BUENOS AIRES – In questi giorni in Argentina si sta parlando molto di una sentenza della Corte di Cassazione che ha permesso il riconoscimento della cittadinanza italiana a un cittadino nato in Brasile, a cui mancava uno dei documenti richiesti. 

Si tratta della sentenza n. 14194 del 22 maggio 2024, che fa riferimento al seguente caso. 

Il cittadino brasiliano, discendente di un italiano emigrato in Brasile alla fine del XIX secolo, aveva presentato la richiesta di riconoscimento della cittadinanza al Comune di origine dell’avo. 

Non aveva però potuto reperire l’atto di nascita del figlio, nato in Brasile, dell’italiano emigrato del 1895. Poiché all’epoca nel Paese Sudamericano esisteva già il Registro dello Stato Civile, i funzionari del Comune hanno negato il riconoscimento della cittadinanza ius sanguinis senza l’atto di nascita in questione, nonostante fossero stati presentati altri documenti che accertavano il vincolo di sangue. 

Infatti, erano stati presentati l’atto di battesimo, dove figuravano i dati dei genitori, l’atto del successivo matrimonio dei genitori, in cui riconoscevano il figlio, e l’atto di matrimonio e di morte del medesimo. in cui era stato registrato che il genitore era l’immigrato italiano in questione. 

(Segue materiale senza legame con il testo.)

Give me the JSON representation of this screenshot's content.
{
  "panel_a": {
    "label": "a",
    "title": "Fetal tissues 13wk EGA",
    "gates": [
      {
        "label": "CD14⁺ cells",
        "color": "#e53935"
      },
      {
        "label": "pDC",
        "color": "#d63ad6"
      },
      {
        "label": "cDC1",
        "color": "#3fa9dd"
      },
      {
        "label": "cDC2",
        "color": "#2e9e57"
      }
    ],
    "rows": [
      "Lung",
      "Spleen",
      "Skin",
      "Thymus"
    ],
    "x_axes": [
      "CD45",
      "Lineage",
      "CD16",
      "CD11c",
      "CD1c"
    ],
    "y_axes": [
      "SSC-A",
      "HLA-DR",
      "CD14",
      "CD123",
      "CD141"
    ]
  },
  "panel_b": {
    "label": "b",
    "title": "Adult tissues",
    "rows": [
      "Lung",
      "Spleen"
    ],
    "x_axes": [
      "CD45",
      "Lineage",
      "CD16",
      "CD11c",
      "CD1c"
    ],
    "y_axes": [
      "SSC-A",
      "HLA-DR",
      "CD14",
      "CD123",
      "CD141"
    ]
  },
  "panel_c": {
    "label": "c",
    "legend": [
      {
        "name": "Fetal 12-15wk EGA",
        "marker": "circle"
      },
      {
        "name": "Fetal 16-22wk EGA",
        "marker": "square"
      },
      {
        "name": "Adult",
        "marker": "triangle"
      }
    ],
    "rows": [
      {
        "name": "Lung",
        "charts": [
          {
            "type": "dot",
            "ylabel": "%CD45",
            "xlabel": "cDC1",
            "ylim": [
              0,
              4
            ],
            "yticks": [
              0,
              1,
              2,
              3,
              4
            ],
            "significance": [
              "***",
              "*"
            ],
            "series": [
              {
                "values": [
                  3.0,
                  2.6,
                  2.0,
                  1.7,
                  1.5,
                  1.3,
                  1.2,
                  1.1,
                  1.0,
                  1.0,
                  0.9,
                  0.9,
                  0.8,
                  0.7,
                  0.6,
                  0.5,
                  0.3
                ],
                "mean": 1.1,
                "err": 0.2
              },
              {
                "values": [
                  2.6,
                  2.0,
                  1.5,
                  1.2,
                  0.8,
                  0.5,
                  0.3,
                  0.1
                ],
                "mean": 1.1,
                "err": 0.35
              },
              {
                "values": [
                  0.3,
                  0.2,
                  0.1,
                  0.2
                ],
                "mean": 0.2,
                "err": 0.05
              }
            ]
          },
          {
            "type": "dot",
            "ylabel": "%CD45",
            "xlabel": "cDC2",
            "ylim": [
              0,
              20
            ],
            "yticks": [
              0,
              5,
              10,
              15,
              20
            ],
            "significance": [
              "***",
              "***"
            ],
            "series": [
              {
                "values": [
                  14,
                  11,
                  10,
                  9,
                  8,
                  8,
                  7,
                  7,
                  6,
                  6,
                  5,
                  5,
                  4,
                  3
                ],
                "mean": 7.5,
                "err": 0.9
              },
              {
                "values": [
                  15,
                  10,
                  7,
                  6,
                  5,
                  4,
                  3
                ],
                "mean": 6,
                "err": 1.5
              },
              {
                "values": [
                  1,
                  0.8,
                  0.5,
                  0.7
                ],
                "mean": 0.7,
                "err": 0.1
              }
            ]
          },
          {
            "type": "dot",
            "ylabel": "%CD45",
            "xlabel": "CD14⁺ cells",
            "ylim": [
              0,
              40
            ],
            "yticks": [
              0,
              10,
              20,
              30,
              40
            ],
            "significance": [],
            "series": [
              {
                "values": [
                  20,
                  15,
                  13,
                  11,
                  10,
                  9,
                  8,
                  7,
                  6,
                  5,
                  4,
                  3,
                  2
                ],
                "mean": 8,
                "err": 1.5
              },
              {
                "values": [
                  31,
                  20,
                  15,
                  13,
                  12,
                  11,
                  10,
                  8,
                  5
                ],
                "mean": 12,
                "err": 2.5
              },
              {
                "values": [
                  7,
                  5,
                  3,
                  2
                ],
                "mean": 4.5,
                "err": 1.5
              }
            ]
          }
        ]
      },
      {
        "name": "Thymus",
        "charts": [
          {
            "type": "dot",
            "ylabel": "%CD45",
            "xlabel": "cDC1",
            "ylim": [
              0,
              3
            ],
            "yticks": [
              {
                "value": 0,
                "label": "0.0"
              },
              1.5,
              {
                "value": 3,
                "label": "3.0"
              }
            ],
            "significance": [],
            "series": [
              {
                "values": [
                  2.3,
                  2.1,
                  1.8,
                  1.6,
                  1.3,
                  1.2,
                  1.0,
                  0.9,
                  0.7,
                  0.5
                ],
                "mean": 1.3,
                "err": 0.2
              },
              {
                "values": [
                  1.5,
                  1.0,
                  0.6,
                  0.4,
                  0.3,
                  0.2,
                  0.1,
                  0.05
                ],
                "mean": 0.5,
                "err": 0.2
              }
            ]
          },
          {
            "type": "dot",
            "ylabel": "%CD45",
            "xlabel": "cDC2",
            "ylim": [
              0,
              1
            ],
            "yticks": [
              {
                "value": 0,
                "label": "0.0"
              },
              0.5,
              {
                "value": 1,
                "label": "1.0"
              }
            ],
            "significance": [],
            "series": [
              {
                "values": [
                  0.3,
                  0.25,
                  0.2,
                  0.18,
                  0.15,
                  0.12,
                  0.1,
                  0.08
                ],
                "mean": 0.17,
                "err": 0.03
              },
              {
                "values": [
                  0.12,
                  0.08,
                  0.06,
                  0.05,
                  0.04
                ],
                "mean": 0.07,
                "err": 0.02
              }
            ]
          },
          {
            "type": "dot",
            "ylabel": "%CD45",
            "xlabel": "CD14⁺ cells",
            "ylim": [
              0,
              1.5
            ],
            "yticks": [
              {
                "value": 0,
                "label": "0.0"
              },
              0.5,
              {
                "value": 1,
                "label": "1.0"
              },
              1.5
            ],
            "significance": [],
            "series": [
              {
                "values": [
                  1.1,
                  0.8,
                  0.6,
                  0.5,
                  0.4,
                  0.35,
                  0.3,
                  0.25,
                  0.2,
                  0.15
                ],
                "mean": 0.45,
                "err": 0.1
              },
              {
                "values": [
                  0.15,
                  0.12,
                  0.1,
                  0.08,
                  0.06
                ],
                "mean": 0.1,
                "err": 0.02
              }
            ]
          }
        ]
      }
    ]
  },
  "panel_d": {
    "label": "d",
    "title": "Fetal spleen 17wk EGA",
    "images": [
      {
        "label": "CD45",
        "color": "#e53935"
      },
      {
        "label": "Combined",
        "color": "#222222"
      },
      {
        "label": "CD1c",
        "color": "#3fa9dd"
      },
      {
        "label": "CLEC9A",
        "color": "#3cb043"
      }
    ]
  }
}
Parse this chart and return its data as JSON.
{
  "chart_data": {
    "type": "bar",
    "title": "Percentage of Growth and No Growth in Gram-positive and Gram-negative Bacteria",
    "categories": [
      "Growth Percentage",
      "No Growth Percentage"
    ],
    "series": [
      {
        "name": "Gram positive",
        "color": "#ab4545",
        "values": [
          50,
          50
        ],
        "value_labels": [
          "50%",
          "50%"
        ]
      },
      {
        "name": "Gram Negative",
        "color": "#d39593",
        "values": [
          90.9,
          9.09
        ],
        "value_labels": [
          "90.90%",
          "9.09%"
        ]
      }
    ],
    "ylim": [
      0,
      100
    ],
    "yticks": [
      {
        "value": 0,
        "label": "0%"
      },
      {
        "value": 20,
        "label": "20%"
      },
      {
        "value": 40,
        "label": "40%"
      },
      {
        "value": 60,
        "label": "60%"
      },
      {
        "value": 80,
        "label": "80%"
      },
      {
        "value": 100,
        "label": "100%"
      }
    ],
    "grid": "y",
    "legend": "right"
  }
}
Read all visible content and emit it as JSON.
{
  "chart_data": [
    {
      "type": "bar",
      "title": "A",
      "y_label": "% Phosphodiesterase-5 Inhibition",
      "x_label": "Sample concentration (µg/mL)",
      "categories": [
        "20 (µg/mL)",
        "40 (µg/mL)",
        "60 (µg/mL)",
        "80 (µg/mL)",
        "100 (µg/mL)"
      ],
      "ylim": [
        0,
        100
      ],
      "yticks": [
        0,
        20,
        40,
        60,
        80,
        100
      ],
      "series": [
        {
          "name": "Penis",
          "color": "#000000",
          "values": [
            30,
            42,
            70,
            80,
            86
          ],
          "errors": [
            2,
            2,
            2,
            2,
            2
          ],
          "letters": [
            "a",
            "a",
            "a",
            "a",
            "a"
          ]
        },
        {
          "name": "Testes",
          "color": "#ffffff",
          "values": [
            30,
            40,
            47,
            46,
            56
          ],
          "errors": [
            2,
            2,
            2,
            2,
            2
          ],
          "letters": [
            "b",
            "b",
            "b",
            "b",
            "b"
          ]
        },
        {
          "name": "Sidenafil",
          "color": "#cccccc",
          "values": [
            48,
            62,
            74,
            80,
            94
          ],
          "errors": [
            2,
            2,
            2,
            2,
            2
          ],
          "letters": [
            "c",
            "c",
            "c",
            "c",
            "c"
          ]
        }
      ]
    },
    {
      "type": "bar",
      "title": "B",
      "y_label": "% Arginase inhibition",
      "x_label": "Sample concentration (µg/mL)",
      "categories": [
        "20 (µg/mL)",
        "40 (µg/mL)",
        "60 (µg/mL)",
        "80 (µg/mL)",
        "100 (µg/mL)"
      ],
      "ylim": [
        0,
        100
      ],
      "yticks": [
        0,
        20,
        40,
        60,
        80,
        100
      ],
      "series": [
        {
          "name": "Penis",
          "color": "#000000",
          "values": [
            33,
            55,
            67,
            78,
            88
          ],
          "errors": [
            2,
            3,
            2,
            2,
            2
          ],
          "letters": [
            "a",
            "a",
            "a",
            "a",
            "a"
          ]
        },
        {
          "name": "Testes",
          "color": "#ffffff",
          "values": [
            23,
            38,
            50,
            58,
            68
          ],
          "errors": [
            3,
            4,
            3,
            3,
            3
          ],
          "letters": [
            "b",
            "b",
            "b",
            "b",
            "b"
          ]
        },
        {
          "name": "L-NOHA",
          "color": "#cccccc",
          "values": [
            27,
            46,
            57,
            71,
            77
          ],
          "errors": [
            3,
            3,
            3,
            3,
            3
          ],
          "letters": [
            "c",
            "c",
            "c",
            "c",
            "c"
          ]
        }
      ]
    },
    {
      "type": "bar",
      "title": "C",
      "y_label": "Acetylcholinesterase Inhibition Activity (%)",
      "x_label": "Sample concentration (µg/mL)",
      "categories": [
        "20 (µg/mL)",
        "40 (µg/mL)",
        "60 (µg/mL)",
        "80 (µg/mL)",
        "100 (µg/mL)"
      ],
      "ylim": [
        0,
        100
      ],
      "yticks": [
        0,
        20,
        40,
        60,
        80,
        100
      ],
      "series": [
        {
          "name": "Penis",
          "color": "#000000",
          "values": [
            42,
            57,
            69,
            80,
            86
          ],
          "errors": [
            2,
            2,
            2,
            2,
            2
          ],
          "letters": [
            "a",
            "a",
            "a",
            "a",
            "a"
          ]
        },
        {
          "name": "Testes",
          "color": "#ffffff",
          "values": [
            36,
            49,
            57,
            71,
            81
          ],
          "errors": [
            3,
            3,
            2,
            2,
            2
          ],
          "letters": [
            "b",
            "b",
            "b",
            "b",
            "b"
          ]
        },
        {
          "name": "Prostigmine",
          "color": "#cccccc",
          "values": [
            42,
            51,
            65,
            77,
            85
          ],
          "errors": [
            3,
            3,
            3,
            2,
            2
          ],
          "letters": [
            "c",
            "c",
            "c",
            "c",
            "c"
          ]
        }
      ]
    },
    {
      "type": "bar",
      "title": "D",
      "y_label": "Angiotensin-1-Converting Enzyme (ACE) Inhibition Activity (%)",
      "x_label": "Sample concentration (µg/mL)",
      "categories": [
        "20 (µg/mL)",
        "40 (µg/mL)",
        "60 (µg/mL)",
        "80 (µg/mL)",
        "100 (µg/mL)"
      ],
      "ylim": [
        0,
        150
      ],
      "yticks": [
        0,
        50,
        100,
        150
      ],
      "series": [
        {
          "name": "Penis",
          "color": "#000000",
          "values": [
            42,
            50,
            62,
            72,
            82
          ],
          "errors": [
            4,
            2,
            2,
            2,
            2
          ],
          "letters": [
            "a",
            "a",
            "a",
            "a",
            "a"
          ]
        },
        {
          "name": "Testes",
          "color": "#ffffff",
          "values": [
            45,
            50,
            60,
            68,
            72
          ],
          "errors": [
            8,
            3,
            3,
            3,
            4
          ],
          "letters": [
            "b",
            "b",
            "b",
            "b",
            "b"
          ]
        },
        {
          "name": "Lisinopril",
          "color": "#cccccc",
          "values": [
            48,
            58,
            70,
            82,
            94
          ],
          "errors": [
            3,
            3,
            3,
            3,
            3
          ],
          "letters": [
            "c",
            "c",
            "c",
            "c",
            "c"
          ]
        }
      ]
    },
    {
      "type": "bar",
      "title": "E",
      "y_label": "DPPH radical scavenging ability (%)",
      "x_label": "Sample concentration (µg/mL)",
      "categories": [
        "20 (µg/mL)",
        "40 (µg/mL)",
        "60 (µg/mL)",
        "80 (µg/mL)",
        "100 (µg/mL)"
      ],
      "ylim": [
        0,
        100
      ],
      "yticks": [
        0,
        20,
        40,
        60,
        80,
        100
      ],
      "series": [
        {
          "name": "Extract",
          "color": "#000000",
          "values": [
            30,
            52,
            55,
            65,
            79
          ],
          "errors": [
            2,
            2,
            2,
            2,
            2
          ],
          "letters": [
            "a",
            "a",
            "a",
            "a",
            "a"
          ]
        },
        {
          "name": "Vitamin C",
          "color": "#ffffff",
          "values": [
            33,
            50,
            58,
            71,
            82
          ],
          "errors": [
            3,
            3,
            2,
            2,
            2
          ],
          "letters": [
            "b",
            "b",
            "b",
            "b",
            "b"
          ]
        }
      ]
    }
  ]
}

Il cittadino italiano aveva quindi fatto ricorso al Tribunale di Venezia e, in secondo grado di giudizio, alla Corte di Appello di Venezia, che però avevano confermato la decisione del Comune, peraltro condannando il ricorrente al pagamento delle spese processuali. 

Alla fine, però, la Corte di Cassazione ha annullato con rinvio la decisione della Corte di Appello di Venezia, perché l’ordinamento italiano prevede un sistema “multilivello” di prova della filiazione in cui l’atto di nascita rappresenta solo il primo livello probatorio. 

Vale a dire che, nel caso non si possa presentare l’atto dello Stato Civile, la parentela può essere accertata in altri modi, con altre prove. 

Infatti la legge (secondo comma dell’articolo 236 del Codice Civile) prevede il riconoscimento della parentela in modo molto ampio, con qualsiasi prova che possa dimostrare “che il genitore abbia trattato la persona come figlio ed abbia provveduto in questa qualità al mantenimento, all’educazione e al collocamento di essa; che la persona sia stata costantemente considerata come tale nei rapporti sociali; che sia stata riconosciuta in detta qualità dalla famiglia”. 

Abbiamo chiesto un parere sulla sentenza a Victoria Miranda, avvocata italo-argentina che spesso viene assunta per risolvere casi che riguardano richieste di cittadinanza bloccate per motivi simili. 

“Tutte le pratiche amministrative in definitiva si basano su regolamenti, su una serie di requisiti da compiere per questioni burocratiche, quindi le eccezioni vengono fatte attraverso il sistema giudiziario, tramite ricorso” spiega. E per evitare confusioni, tiene a precisare: “Ci sono due aspetti fondamentali da provare per il riconoscimento della cittadinanza italiana: la filiazione e la trasmissione della cittadinanza. In questo caso l’atto di cittadinanza che mancava non era necessario per dimostrare la nazionalità della persona in questione, bensì il vincolo di parentela con l’avo”. 

Questa decisione della Cassazione, che fa giurisprudenza, sarà quindi determinante per molti altri casi di riconoscimento della cittadinanza italiana iure sanguinis, per cui è stato fatto ricorso in circostanze simili.